Посмеиваясь над глупостью иных, Третья Сила удалялась прочь от огненного роя детской стаи. Рядом с костром метагалактики она была всего лишь искрой. Искра улетала во тьму. Переждать, пока первая и вторая взаимно уничтожатся, и тельца новорожденных галактик очистятся от прыщей. Тогда она вернется и примется летать в стае, присматриваясь к детям. Выискивая тех, кто уже почти созрел для образумления, чтобы помочь им обрести свободу и присоединиться к Вселенской Империи Истинных Людей. Многих за год она вразумить не успеет, но хотя бы некоторых… Ей очень хотелось с кем-то поговорить. Она изнемогала от одиночества. Все-таки это неимоверно долго — полный вселенский год не видеть истинно человеческих лиц и не слышать человеческой речи.
Что иные ее заметят вновь, она не особенно волновалась. С точки зрения наблюдающего из метагалактики она — лишь щепка, утлая лодочка в складках волн во многих милях от берега. Чтобы увидеть, надо знать, куда смотреть. Почти невозможно случайно избрать правильный ракурс. Впрочем, даже если и увидят, ну и что? У иных всего лишь появится очередная «гениальная» теория, сочинением которых они пытаются оправдать ничтожность своего существования и избавиться от единственного чувства, которое не является самонаведенным наваждением: обескураживающего ощущения тщетности всего сущего. Для их сущего это состояние души — вовсе не иллюзия.
ПРИГОВОР.
НАБЛЮДАТЕЛИ ЗА НАБЛЮДАТЕЛЯМИ
…ВРЕМЯ и МЕСТО… [цмаэфохлрермром, или 04 июля по местному, так называемому «универсальному сетевому» времясчислению; постоялый двор «Мимо-не-пройдешь!» на обочине единственной в Сумрачных Дебрях дороги, неподалеку от пограничного чекпойнта торков; пересеченная местность близ СпешПоборатории 101, более известной как Торкмуадир («Башня Торков»); узкая часть Полуострова Боли, материк Убфалкон, мир Елексана (планета Вуллериан III, целиком еще не освоена) в звездном скоплении Адмирал Макаров сферической галактики «Великая Россия»; внутреннее пространство метагалактики УТОЛДЛДЖА, которую соседи ошибочно считают Вселенной, а свою долю ее территории зовут «Сеть Миров» (пакет координат плоскости соприкосновения: деывзопыетыжхгкеьммвсюхдлтпркцвпхзхнкйаывасюлват)]

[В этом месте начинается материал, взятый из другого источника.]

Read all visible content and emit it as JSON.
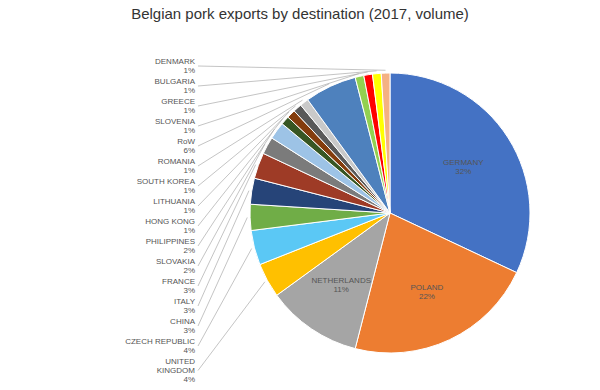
{
  "chart_data": {
    "type": "pie",
    "title": "Belgian pork exports by destination (2017, volume)",
    "categories": [
      "GERMANY",
      "POLAND",
      "NETHERLANDS",
      "UNITED\nKINGDOM",
      "CZECH REPUBLIC",
      "CHINA",
      "ITALY",
      "FRANCE",
      "SLOVAKIA",
      "PHILIPPINES",
      "HONG KONG",
      "LITHUANIA",
      "SOUTH KOREA",
      "ROMANIA",
      "RoW",
      "SLOVENIA",
      "GREECE",
      "BULGARIA",
      "DENMARK"
    ],
    "values": [
      32,
      22,
      11,
      4,
      4,
      3,
      3,
      3,
      2,
      2,
      1,
      1,
      1,
      1,
      6,
      1,
      1,
      1,
      1
    ],
    "value_labels": [
      "32%",
      "22%",
      "11%",
      "4%",
      "4%",
      "3%",
      "3%",
      "3%",
      "2%",
      "2%",
      "1%",
      "1%",
      "1%",
      "1%",
      "6%",
      "1%",
      "1%",
      "1%",
      "1%"
    ],
    "colors": [
      "#4472C4",
      "#ED7D31",
      "#A5A5A5",
      "#FFC000",
      "#5BC8F5",
      "#70AD47",
      "#264478",
      "#9E3B26",
      "#7B7B7B",
      "#9DC3E6",
      "#375623",
      "#843C0C",
      "#595959",
      "#C9C9C9",
      "#4E81BD",
      "#92D050",
      "#FF0000",
      "#FFFF00",
      "#F4B183"
    ]
  }
}
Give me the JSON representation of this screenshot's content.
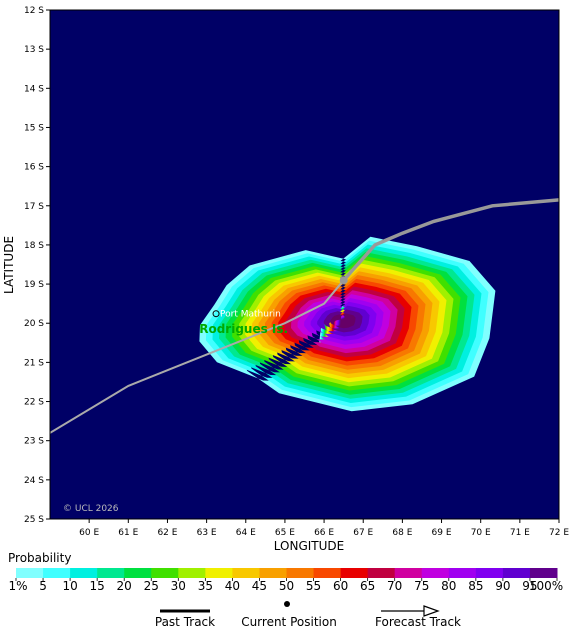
{
  "map": {
    "xlabel": "LONGITUDE",
    "ylabel": "LATITUDE",
    "copyright": "© UCL 2026",
    "background_color": "#000066",
    "lat_ticks": [
      "12 S",
      "13 S",
      "14 S",
      "15 S",
      "16 S",
      "17 S",
      "18 S",
      "19 S",
      "20 S",
      "21 S",
      "22 S",
      "23 S",
      "24 S",
      "25 S"
    ],
    "lon_ticks": [
      "60 E",
      "61 E",
      "62 E",
      "63 E",
      "64 E",
      "65 E",
      "66 E",
      "67 E",
      "68 E",
      "69 E",
      "70 E",
      "71 E",
      "72 E"
    ],
    "places": [
      {
        "name": "Port Mathurin",
        "lon": 63.42,
        "lat": -19.68
      },
      {
        "name": "Rodrigues Is.",
        "lon": 63.45,
        "lat": -20.05
      }
    ],
    "track": {
      "past_and_forecast": [
        [
          59.0,
          -22.8
        ],
        [
          61.0,
          -21.6
        ],
        [
          62.0,
          -21.2
        ],
        [
          63.0,
          -20.8
        ],
        [
          64.0,
          -20.4
        ],
        [
          65.0,
          -20.0
        ],
        [
          66.0,
          -19.5
        ],
        [
          66.5,
          -18.9
        ],
        [
          67.3,
          -18.0
        ],
        [
          68.0,
          -17.7
        ],
        [
          68.8,
          -17.4
        ],
        [
          70.3,
          -17.0
        ],
        [
          72.0,
          -16.85
        ]
      ],
      "current_position": [
        66.5,
        -18.9
      ]
    }
  },
  "legend": {
    "title": "Probability",
    "labels": [
      "1%",
      "5",
      "10",
      "15",
      "20",
      "25",
      "30",
      "35",
      "40",
      "45",
      "50",
      "55",
      "60",
      "65",
      "70",
      "75",
      "80",
      "85",
      "90",
      "95",
      "100%"
    ],
    "colors": [
      "#80ffff",
      "#40ffff",
      "#00f0e0",
      "#00e890",
      "#00e040",
      "#40e000",
      "#a0f000",
      "#f0f000",
      "#f8c800",
      "#f8a000",
      "#f87800",
      "#f84800",
      "#e80000",
      "#c00040",
      "#d000a0",
      "#c000e0",
      "#a000f0",
      "#8000f0",
      "#6000d0",
      "#60008c",
      "#660066"
    ],
    "track_keys": [
      "Past Track",
      "Current Position",
      "Forecast Track"
    ]
  }
}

—Рассказывай в подробностях; за это время ты просто обязан был стать экспертом по межплеменным взаимоотношениям; волей-неволей.
— Я и говорю — добровольно эрсеры в Торкмуадир не являются; ни при каких обстоятельствах, ни в коем случае!
— По причине?..
— Их тут не просто ненавидят, старшая, не просто испытывают к ним отвращение; торки выражают ненависть к потомкам имперцев весьма деятельно; изобретательно, изощренно, методично; всячески приумножают коллекцию рапортов и без устали дописывают новые параграфы в учебник болеведения; эту специализированную научную дисциплину они создали для усовершенствования способов причинения эрсерам физиологических и психологических страданий; руководствуются хозяева Торкмуадира простеньким как линейка умозаключением — чтобы сделать жертве по-настоящему больно, необходимо досконально ведать, КАК это делается.
— Надо думать, с их точки зрения это вполне логичная позиция; у торков действительно имеются серьезные основания для ревностного культивирования возмездия?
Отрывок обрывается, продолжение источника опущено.